For Imperial HPC users

After setting the parameters in settings/simulation.yml, set the REPO_PATH and OUT_PATH variables within hpc_scripts/simulation-fullproc.sh such that they are the absolute paths to the repository and the directory to house the generated outputs, respectively.

#!/bin/bash
########## EDIT THIS SECTION ##########
REPO_PATH=/rds/general/user/sd121/home/bayes-rate-consistency
OUT_PATH=/rds/general/user/sd121/home/bayes-rate-consistency-output
#######################################

# Create main script
cat > "$OUT_PATH/simulation-fullproc.pbs" <<EOF
#!/bin/bash

#PBS -l walltime=08:00:00
#PBS -l select=1:ncpus=4:ompthreads=1:mem=50gb
#PBS -J 1-10

module load anaconda3/personal
source activate bayes-rate-consistency

cd "$REPO_PATH"

# Generate simulated datasets
Rscript scripts/sim-dataset.R \
  -i "$REPO_PATH" \
  -o "$OUT_PATH" \
  --pidx "\$PBS_ARRAY_INDEX"

# Run Stan models
Rscript scripts/sim-run-stan.R \
  -i "$REPO_PATH" \
  -o "$OUT_PATH" \
  --pidx "\$PBS_ARRAY_INDEX"

# Postprocessing
Rscript scripts/sim-postprocess.R \
  -i "$REPO_PATH" \
  -o "$OUT_PATH" \
  --pidx "\$PBS_ARRAY_INDEX"
EOF

# Execute main script
cd $OUT_PATH
qsub simulation-fullproc.pbs

This script generates a bash script named simulation-fullproc.pbs in the specified output directory. This script is then submitted as a job to the HPC.

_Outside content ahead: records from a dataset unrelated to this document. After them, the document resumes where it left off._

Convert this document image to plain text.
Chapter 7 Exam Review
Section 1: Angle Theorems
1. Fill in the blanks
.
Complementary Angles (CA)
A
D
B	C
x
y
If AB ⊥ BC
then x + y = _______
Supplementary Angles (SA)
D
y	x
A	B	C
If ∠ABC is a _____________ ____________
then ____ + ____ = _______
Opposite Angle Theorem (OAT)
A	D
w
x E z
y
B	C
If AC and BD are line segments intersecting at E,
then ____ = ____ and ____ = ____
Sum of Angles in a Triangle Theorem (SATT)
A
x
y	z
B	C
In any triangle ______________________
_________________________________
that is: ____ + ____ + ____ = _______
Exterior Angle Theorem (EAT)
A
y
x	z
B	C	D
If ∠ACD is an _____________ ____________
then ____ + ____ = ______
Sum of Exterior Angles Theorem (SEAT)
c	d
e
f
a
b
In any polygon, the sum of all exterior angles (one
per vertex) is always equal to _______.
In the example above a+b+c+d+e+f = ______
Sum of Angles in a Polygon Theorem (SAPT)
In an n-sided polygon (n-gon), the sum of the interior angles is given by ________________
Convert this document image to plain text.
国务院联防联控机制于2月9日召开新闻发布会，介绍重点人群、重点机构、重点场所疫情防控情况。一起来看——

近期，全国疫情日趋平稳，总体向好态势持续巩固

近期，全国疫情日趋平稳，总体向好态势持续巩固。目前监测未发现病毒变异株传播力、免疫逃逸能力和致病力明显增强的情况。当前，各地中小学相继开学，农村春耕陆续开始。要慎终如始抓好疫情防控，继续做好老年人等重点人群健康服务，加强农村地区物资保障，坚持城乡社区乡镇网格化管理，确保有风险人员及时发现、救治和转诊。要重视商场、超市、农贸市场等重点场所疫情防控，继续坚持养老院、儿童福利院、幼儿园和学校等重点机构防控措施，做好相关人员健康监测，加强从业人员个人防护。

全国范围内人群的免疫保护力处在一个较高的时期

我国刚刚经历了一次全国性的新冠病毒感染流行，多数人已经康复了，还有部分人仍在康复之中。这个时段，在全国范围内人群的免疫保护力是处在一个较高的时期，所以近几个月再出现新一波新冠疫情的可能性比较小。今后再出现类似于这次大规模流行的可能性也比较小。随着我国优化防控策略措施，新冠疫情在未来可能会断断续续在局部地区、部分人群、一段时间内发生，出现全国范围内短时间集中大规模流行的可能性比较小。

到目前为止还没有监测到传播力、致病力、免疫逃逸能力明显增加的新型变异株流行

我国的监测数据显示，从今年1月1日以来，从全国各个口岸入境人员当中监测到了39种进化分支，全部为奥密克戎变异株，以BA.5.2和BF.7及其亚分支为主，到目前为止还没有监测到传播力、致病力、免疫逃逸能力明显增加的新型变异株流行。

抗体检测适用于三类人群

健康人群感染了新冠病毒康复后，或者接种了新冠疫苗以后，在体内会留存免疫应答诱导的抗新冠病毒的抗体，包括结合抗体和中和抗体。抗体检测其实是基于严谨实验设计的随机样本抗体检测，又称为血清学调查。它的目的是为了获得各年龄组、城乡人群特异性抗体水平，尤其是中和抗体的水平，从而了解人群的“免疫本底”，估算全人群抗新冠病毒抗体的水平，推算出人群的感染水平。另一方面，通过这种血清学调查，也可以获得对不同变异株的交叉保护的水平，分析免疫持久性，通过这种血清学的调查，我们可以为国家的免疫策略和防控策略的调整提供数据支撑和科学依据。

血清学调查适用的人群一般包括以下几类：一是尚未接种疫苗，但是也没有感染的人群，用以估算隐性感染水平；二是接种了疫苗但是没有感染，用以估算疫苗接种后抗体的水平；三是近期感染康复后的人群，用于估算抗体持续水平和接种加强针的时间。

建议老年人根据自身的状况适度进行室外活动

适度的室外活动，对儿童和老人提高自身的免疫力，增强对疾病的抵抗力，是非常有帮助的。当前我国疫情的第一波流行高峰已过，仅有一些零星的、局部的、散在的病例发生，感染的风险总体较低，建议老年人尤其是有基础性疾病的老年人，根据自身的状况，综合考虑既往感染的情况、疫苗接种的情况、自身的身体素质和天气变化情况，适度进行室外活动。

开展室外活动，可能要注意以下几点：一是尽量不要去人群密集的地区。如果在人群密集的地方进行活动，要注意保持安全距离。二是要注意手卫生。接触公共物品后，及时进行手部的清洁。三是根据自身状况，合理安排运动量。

❗ By default, the script above will run 10 array jobs which will generate 10 sets of outputs. To prevent this, change #PBS -J 1-10 to #PBS -J 1.

Finally, from the root of the repository execute:

bash hpc_scripts/simulation-fullproc.sh

Laptop

TODO

COVIMOD and other contact studies

At the moment, we are unable to provide COVIMOD or POLYMOD data due to data agreement terms. However, the de-identified data is scheduled to be released in the near future and this repository will be updated accordingly.